Nella rivoluzione araba destinata a scompaginare in maniera clamorosa gli equilibri del calcio – se soltanto nel breve tempo o definitivamente lo sapremo più avanti – ha fatto irruzione anche Urbano Cairo. Il comunicato con cui lunedì è stata annunciata l’acquisizione dei diritti della Roshn Saudi League ha scosso il panorama televisivo: e non solo. Perché un conto era raccontare un anno fa un campionato che non raccoglieva alcun interesse e la cui unica ragione di ascolto era dovuta alla presenza di Cristiano Ronaldo (non a caso Sportitalia pagò appena 30.000 euro per l’esclusiva), un conto è trasmettere in chiaro dal 14 agosto una partita a settimana di un torneo nel quale saranno protagonisti, oltre a CR7, campioni di livello assoluto che fino a poche settimane fa giocavano in Premier League piuttosto che nella Liga o nella Bundesliga o in Serie A. Qualche esempio? Sadio Mané, Marcelo Brozovic e Seko Fofana saranno compagni di squadra di Ronaldo nell’Al-Nassr. Sergej Milinkovic-Savic, Kalidou Koulibaly, Ruben Neves e Malcom giocheranno nell’Al-Hilal.

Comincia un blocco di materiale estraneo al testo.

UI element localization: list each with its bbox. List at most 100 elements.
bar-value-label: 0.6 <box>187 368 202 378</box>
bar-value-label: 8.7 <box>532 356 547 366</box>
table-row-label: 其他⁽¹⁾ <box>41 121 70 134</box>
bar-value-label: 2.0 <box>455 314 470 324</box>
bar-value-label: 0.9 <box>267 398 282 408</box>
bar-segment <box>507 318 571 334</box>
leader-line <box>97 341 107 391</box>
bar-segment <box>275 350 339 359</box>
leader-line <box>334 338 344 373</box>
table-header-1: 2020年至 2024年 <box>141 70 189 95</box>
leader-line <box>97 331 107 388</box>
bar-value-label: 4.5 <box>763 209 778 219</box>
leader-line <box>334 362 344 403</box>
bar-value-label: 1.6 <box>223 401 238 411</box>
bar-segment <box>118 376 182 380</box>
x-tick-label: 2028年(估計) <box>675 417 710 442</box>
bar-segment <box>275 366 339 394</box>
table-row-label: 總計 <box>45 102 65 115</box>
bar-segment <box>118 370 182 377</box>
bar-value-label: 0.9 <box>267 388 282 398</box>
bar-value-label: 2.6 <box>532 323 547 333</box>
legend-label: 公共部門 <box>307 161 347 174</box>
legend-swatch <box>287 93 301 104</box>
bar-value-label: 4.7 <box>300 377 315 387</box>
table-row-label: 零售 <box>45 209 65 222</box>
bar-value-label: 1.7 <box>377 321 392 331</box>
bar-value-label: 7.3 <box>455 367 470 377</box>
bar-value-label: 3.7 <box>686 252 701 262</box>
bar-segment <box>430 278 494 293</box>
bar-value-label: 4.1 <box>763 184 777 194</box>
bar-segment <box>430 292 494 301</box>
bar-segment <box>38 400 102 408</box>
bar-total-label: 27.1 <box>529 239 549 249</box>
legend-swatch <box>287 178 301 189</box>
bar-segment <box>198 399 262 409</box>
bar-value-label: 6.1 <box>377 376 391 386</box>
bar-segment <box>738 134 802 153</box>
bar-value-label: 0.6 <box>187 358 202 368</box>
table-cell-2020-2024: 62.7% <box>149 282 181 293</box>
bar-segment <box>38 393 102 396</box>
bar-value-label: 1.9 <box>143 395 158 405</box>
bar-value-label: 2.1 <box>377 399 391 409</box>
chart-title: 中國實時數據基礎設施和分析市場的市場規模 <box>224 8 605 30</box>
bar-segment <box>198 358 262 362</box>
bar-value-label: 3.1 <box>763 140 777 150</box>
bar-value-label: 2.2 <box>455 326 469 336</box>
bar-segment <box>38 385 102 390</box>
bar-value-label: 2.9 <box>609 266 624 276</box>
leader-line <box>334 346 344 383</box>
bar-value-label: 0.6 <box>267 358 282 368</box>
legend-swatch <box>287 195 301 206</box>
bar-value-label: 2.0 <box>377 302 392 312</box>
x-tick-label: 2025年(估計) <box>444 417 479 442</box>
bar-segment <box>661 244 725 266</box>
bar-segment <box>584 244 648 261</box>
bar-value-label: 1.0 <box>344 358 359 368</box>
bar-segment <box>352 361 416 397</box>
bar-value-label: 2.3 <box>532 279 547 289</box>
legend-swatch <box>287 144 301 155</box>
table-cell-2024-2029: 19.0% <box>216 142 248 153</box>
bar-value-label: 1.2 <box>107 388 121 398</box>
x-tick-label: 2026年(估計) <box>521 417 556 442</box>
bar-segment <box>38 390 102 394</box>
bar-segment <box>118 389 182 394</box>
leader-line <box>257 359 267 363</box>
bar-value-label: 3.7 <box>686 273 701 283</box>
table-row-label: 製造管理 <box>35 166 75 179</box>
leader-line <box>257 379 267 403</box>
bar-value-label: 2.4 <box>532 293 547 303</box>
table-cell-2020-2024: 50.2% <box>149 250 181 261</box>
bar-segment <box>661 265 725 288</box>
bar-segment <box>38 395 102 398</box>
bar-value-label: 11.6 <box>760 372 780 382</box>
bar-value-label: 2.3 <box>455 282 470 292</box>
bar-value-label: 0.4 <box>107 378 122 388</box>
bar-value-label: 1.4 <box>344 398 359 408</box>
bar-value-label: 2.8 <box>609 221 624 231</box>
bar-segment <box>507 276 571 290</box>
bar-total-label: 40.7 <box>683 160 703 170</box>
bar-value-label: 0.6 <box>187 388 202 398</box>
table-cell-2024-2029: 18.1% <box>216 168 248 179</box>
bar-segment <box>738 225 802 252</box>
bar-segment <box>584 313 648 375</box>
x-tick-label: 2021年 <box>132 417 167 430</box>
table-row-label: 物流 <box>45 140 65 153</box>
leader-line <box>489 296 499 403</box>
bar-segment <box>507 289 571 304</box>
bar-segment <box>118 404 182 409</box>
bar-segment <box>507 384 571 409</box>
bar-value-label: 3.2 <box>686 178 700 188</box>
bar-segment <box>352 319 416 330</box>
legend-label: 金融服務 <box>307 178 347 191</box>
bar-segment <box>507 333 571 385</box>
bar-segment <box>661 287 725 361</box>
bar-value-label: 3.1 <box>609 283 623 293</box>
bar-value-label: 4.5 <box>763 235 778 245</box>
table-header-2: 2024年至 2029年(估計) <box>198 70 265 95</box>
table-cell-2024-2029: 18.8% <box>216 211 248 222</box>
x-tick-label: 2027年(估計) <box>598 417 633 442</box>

Il Pallone d’oro in carica, Karim Benzema, scenderà in campo nell’Al-Ittihad con Fabinho, Jota e N’Golo Kanté. E l’Al-Ahli ha ingaggiato Riyad Mahrez, Roberto Firmino, Edouard Mendy e Allan Saint-Maximin. Altri arriveranno nelle prossime settimane, compreso, forse, Victor Osimhen. Spiega Cairo, soddisfatto dell’operazione: «Da qualche mese non si parla d’altro e quindi con La7 abbiamo voluto cogliere questa opportunità che interesserà tutti gli appassionati di calcio». È un investimento non soltanto economico (le cifre non sono state rese note, però sono ovviamente lontane da quelle dei principali campionati europei, anche perché si tratta di una sola partita a giornata: si comincia con la squadra di Ronaldo), ma anche strategico nella crescita globale di un’emittente che di anno in anno rosicchia quote di pubblico alla Rai e a Mediaset con un’offerta sempre più trasversale.
C’è però di più. Il 75 per cento di tutti e quattro i club appartiene al Public Investment Fund, il fondo sovrano dell’Arabia Saudita che ha un patrimonio stimato in 700 miliardi di dollari e che, istituito nel 1971, ha impresso una fortissima accelerata ai propri affari a partire dal 2015, investendo cifre mostruose in tutti gli ambiti economici più redditizi: per capirci, da Citigroup e Bank of America a Facebook e Disney, da Cisco Systems e Uber a TotalEnergies e Boeing, da Acwa Power e Marriott International a McLaren e Newcastle e avanti così. Attraverso l’acquisto di tanti campioni, adesso, i reali sauditi intendono rendere il proprio campionato competitivo, di fatto immaginando una concorrenza, in tempi certo non lunghissimi, ai tornei europei, che possiedono una storia ineguagliabile ma non possono minimamente competere con il potenziale economico della Roshn Saudi League: neppure la Premier, che pure è da diversi anni la competizione più ricca. Istituire un ponte, per quanto piccolo, con l’Arabia Saudita significa dunque avvicinarsi a una realtà dominante e destinata a dominare per chissà quanto, aprendo al proprio business un ventaglio di possibilità enorme. Qualche tifoso del Toro, ieri sui social, fantasticava scenari francamente fuori da ogni logica. Ma non ci sono dubbi che l’acquisto dei diritti della Roshn Saudi League potrebbe rivelarsi un affare ben al di là della “semplice” trasmissione di trentaquattro partite in un anno.